Matthew Flaschen has the solution that will work for small numbers. If your range is really big, it could be better to keep track of used numbers using some sort of Set:

Set usedNumbers = new HashSet();
Random randomGenerator = new Random();
int currentNumber;
while(IStillWantMoreNumbers) {
    do {
        currentNumber = randomGenerator.nextInt(100000);
    } while (usedNumbers.contains(currentNumber));
}

You'll have to be careful with this though, because as the proportion of "used" numbers increases, the amount of time this function takes will increase exponentially. It's really only a good idea if your range is much larger than the amount of numbers you need to generate.

Brendan Long
Aren't Set values unique? Couldn't you just keep adding into the set until you reach the desired set size?
Amir Afghani
Also I think you are missing an add
Amir Afghani
A: 

If the Range of values is not finite, then you can create an object which uses a List to keep track of the Ranges of used Integers. Each time a new random integer is needed, one would be generated and checked against the used ranges. If the integer is unused, then it would add that integer as a new used Range, add it to an existing used Range, or merge two Ranges as appropriate.

But you probably really want Matthew Flaschen's solution.

Tim Bender
+1  A: 

Depending on the application, you could also generate a strictly increasing sequence, i.e. start with a seed and add a random number within a range to it, then re-use that result as the seed for the next number.
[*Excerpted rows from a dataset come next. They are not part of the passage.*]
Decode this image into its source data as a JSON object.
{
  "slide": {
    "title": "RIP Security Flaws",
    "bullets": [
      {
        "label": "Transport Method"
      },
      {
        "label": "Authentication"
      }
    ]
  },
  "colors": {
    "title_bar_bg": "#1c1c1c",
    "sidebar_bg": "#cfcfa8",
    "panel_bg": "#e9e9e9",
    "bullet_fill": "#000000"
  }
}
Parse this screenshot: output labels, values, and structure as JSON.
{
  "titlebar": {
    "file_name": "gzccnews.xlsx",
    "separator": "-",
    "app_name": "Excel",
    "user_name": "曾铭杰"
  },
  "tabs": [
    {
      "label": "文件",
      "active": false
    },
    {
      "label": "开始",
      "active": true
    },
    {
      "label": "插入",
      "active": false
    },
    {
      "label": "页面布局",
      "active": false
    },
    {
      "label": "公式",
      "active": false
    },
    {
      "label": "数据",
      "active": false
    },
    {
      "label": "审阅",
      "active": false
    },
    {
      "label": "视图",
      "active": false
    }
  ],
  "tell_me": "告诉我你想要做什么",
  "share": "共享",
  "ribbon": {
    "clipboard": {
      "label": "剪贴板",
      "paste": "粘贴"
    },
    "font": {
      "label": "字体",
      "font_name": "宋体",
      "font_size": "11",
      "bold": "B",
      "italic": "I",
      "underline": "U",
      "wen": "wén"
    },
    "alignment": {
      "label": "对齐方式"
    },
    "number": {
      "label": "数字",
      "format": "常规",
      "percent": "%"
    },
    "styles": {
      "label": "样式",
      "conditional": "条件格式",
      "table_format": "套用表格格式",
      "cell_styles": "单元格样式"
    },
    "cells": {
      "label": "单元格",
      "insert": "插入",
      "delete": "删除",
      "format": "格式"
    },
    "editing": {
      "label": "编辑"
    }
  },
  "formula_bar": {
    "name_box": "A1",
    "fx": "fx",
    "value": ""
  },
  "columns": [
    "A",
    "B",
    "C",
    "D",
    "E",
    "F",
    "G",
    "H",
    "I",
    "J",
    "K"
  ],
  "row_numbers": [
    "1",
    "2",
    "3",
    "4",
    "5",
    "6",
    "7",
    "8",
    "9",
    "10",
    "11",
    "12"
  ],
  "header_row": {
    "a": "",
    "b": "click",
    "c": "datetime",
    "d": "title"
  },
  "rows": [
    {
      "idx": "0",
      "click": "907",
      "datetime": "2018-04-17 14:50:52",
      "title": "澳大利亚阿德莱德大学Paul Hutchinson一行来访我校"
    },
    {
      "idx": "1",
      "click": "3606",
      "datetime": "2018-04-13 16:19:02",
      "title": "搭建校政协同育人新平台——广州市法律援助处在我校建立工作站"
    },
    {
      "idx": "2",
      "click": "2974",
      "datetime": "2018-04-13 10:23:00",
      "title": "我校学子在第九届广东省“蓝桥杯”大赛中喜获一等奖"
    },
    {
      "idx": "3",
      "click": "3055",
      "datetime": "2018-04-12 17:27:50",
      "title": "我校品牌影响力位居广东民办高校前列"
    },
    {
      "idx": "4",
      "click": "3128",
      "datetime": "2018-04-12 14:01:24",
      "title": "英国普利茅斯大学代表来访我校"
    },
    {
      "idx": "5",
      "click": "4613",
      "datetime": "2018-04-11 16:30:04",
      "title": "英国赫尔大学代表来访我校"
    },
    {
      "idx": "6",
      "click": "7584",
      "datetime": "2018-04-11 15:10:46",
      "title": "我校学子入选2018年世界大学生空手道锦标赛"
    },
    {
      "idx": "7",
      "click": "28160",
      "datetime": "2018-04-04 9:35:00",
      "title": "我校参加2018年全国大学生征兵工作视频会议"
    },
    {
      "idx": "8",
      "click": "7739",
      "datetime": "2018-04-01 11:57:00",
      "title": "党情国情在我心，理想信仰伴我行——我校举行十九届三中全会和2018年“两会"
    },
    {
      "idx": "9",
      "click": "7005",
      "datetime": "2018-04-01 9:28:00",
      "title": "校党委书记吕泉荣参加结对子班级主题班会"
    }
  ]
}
You can set how guessable it is by adjusting the range, balancing this with how many numbers you will need (if you made incremental steps of up to e.g., 1,000, you're not going to exhaust a 64-bit unsigned integer very quickly, for example).

Of course, this is pretty bad if you're trying to create some kind of unguessable number in the cryptographic sense, however having a non-repeating sequence would probably provide a reasonably effective attack on any cypher based on it, so I'm hoping you're not employing this in any kind of security context.

That said, this solution is not prone to timing attacks, which some of the others suggested are.

Gian
+4  A: 

How to generate random integers but making sure that they don't ever repeat?

First, I'd just like to point out that the constraint that the numbers don't repeat makes them non-random by definition.

I think that what you really need is a randomly generated permutation of the numbers in some range; e.g. 0 to 99. Even then, once you have used all numbers in the range, a repeat is unavoidable.

Obviously, you can increase the size of your range so that you can get a larger number without any repeats. But when you do this you run into the problem that your generator needs to remember all previously generated numbers. For large N that takes a lot of memory.

The alternative to remembering lots of numbers is to use a pseudo-random number generator with a long cycle length, and return the entire state of the generator as the "random" number. That guarantees no repeated numbers ... until the generator cycles.

(This answer is probably way beyond what the OP is interested in ... but someone might find it useful.)

Stephen C
+1  A: 

If what you want is a pseudo-random non-repeating sequence of numbers then you should look at a linear feedback shift register. It will produce all the numbers between 0 and a given power of 2 without ever repeating. You can easily limit it to N by picking the nearest larger power of 2 and discarding all results over N. It doesn't have the memory constraints the other colleciton based solutions here have.